This week, Mr. Zaslav’s support reached its limit.
“For a number of reasons things didn’t work out, and that’s unfortunate,” Mr. Zaslav, the chief executive of Warner Bros. Discovery, told CNN staff on a call roughly two hours after he fired Mr. Licht on Wednesday, according to a recording of his remarks.
“This job,” he added, “was never going to be easy.”
In a statement, Mr. Licht said, “This was an exciting but incredibly challenging assignment and I learned a lot over the past 13 months. I’ve been lucky enough to have had a successful, fulfilling career and I look forward to my next chapter.”
Although Mr. Licht, 51, had endured criticism for months, his standing deteriorated late last week when The Atlantic published a 15,000-word profile extensively documenting his stormy tenure. Mr. Licht had spent hours with the writer, Tim Alberta, and his unguarded comments about CNN’s coverage of the coronavirus pandemic and the Trump presidency further rankled the network’s anchors and rank-and-file.

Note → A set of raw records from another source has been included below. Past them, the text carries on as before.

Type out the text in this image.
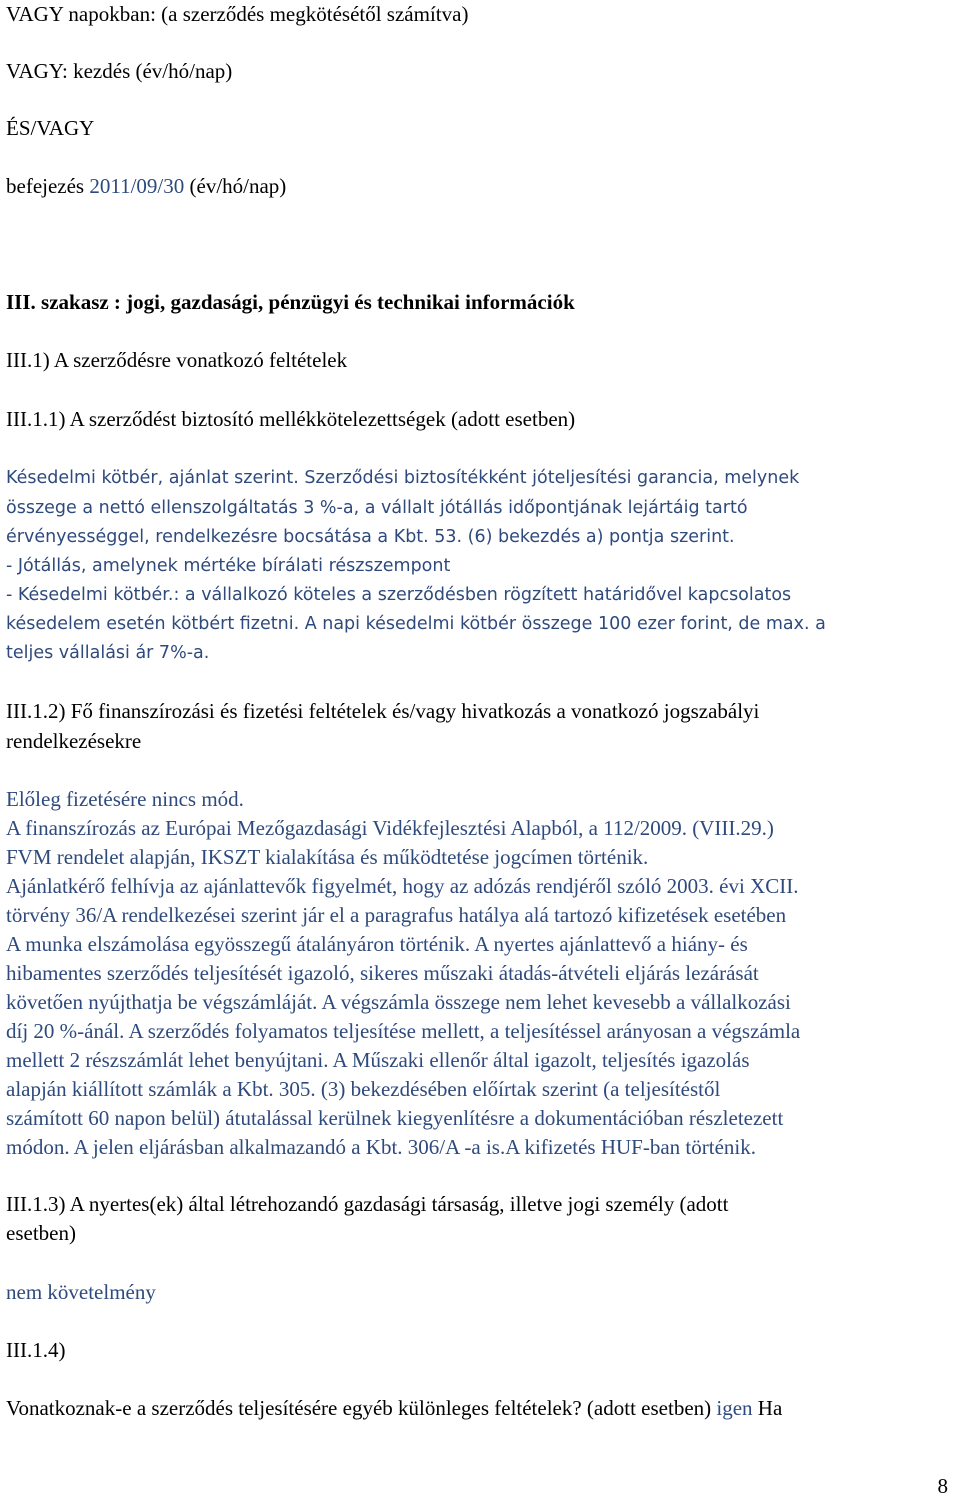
VAGY napokban: (a szerződés megkötésétől számítva)
VAGY: kezdés (év/hó/nap)
ÉS/VAGY
befejezés 2011/09/30 (év/hó/nap)
III. szakasz : jogi, gazdasági, pénzügyi és technikai információk
III.1) A szerződésre vonatkozó feltételek
III.1.1) A szerződést biztosító mellékkötelezettségek (adott esetben)
Késedelmi kötbér, ajánlat szerint. Szerződési biztosítékként jóteljesítési garancia, melynek
összege a nettó ellenszolgáltatás 3 %-a, a vállalt jótállás időpontjának lejártáig tartó
érvényességgel, rendelkezésre bocsátása a Kbt. 53. (6) bekezdés a) pontja szerint.
- Jótállás, amelynek mértéke bírálati részszempont
- Késedelmi kötbér.: a vállalkozó köteles a szerződésben rögzített határidővel kapcsolatos
késedelem esetén kötbért fizetni. A napi késedelmi kötbér összege 100 ezer forint, de max. a
teljes vállalási ár 7%-a.
III.1.2) Fő finanszírozási és fizetési feltételek és/vagy hivatkozás a vonatkozó jogszabályi
rendelkezésekre
Előleg fizetésére nincs mód.
A finanszírozás az Európai Mezőgazdasági Vidékfejlesztési Alapból, a 112/2009. (VIII.29.)
FVM rendelet alapján, IKSZT kialakítása és működtetése jogcímen történik.
Ajánlatkérő felhívja az ajánlattevők figyelmét, hogy az adózás rendjéről szóló 2003. évi XCII.
törvény 36/A rendelkezései szerint jár el a paragrafus hatálya alá tartozó kifizetések esetében
A munka elszámolása egyösszegű átalányáron történik. A nyertes ajánlattevő a hiány- és
hibamentes szerződés teljesítését igazoló, sikeres műszaki átadás-átvételi eljárás lezárását
követően nyújthatja be végszámláját. A végszámla összege nem lehet kevesebb a vállalkozási
díj 20 %-ánál. A szerződés folyamatos teljesítése mellett, a teljesítéssel arányosan a végszámla
mellett 2 részszámlát lehet benyújtani. A Műszaki ellenőr által igazolt, teljesítés igazolás
alapján kiállított számlák a Kbt. 305. (3) bekezdésében előírtak szerint (a teljesítéstől
számított 60 napon belül) átutalással kerülnek kiegyenlítésre a dokumentációban részletezett
módon. A jelen eljárásban alkalmazandó a Kbt. 306/A -a is.A kifizetés HUF-ban történik.
III.1.3) A nyertes(ek) által létrehozandó gazdasági társaság, illetve jogi személy (adott
esetben)
nem követelmény
III.1.4)
Vonatkoznak-e a szerződés teljesítésére egyéb különleges feltételek? (adott esetben) igen Ha
8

Mr. Licht apologized to his staff on a Monday morning call — “To those whose trust I’ve lost, I will fight like hell to win it back,” he said. But Mr. Zaslav concluded soon afterward that his handpicked CNN chief had irreparably lost the room, according to two people briefed on the decision. Among the anchors who expressed misgivings about Mr. Licht in recent days were Anderson Cooper and Jake Tapper, according to the two people.